When it comes to marriage, the sooner the better, advises John Van Epp in this month’s issue of U.S. Catholic, which focused on young people. The author married young — the summer before his senior year. He and his wife had little money and a small apartment, but he doesn’t regret not becoming “established” before taking his love down the aisle.
“Thirty years later, my wife and I are still thankful that we made the decision to grow up together through our 20s,” he said.
However, many singles today are seeking to establish themselves before considering marriage, and statistics discourage younger marriages. Van Epp points to sociologists in a recent (unattributed) Wall Street Journal article who said early marriage is the No. 1 predictor of divorce. Yikes! Older singles seeking mates have advantages like better career opportunities and the wisdom to pick a well-suited partner.
However, not all the advice for happiness in marriage stacks on the side of waiting until one’s older, Van Epp adds. He argues that the “early marriages” leading to high divorce rates are teen marriages, not marriages of those in their early 20s. There’s little statistical difference for those who marry between 21 and 30, according to a 2002 study by Bringham Young professor Tim B. Heaton, Van Epp writes.
And those waiting for marriage might actually be worse off, he adds:
For instance, waiting to get married often leads to more premarital sex, premarital cohabitation, and premarital births, which are all associated with higher rates of marital instability. In addition, there is a smaller selection pool as you reach your early 30s (by age 30, 75 percent of the population are married). At that point, the chances of achieving a quality relationship lower because of the difficulty with finding a suitable partner.

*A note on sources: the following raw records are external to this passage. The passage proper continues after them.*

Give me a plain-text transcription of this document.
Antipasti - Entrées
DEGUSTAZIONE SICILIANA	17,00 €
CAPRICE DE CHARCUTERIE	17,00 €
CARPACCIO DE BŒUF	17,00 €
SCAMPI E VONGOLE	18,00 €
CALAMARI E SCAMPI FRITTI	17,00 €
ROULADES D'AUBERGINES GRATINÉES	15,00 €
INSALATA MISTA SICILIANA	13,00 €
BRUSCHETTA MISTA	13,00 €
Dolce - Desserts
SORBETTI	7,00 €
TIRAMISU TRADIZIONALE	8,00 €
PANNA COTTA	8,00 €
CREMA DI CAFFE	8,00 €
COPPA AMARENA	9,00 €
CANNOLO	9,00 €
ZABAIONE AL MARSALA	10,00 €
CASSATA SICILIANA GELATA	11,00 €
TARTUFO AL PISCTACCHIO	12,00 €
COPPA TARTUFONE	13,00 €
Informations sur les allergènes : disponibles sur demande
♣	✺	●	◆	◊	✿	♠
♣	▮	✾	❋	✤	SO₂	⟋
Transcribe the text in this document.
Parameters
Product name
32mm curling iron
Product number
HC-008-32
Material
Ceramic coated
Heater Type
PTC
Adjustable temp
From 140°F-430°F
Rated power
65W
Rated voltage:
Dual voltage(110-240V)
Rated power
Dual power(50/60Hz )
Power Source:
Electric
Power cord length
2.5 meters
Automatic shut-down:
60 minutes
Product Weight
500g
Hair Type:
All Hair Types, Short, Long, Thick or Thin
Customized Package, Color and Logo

These risks are often overlooked because of a prevalent attitude today that is quite dangerous and misleading: What you experience in one relationship has no bearing on what will happen in a subsequent relationship. You could call this “relationship compartmentalization,” where each relationship occurs in its own compartment without any effect on another.
Van Epp argues that society needs to change its stance on marrying in its 20s. Several of my friends married immediately after college, and it’s obvious that as they’ve matured and discovered more about who they are and what they want from life, that they are sharing a vision together.
I know that I (and many of my late 20-something single friends) have matured and shaped a worldview alone in many respects, and this has caused friction in dating relationships. Already, we seem pretty stuck in our ways.
Yet I wasn’t ready to marry right out of college, and the kind of guy I would have chosen then is different than who I’d choose now.
Comments on the online version of the U.S. Catholic story range from staunch agreement to hearty rebuttal.
Some couples described their “early marriages” and proudly post how many happy years they’ve been together. “I am glad of our youth when we married because it gave us time we might not have had otherwise,” writes an anonymous poster.
Conversely, another post reads, “We were 25 and 31 when we married and both very glad that we did not marry our college sweethearts.”
Another commenter asks about debt, which also increases divorce risk. How can young married couples avoid significant loans, especially for college?
The most recent comment takes a neutral stance: “There is no better time than any other to get married. The important thing is that the couple are committed to each other and understand what they are doing. If they decide, for whatever reason, to spend their lives together, maybe raise a family and never marry, who cares? Not God, I’m sure of that.”
So, Catholic singles: When do you think is the best time to get married? Younger, older, anytime? What brings you to CatholicMatch at this point in your life?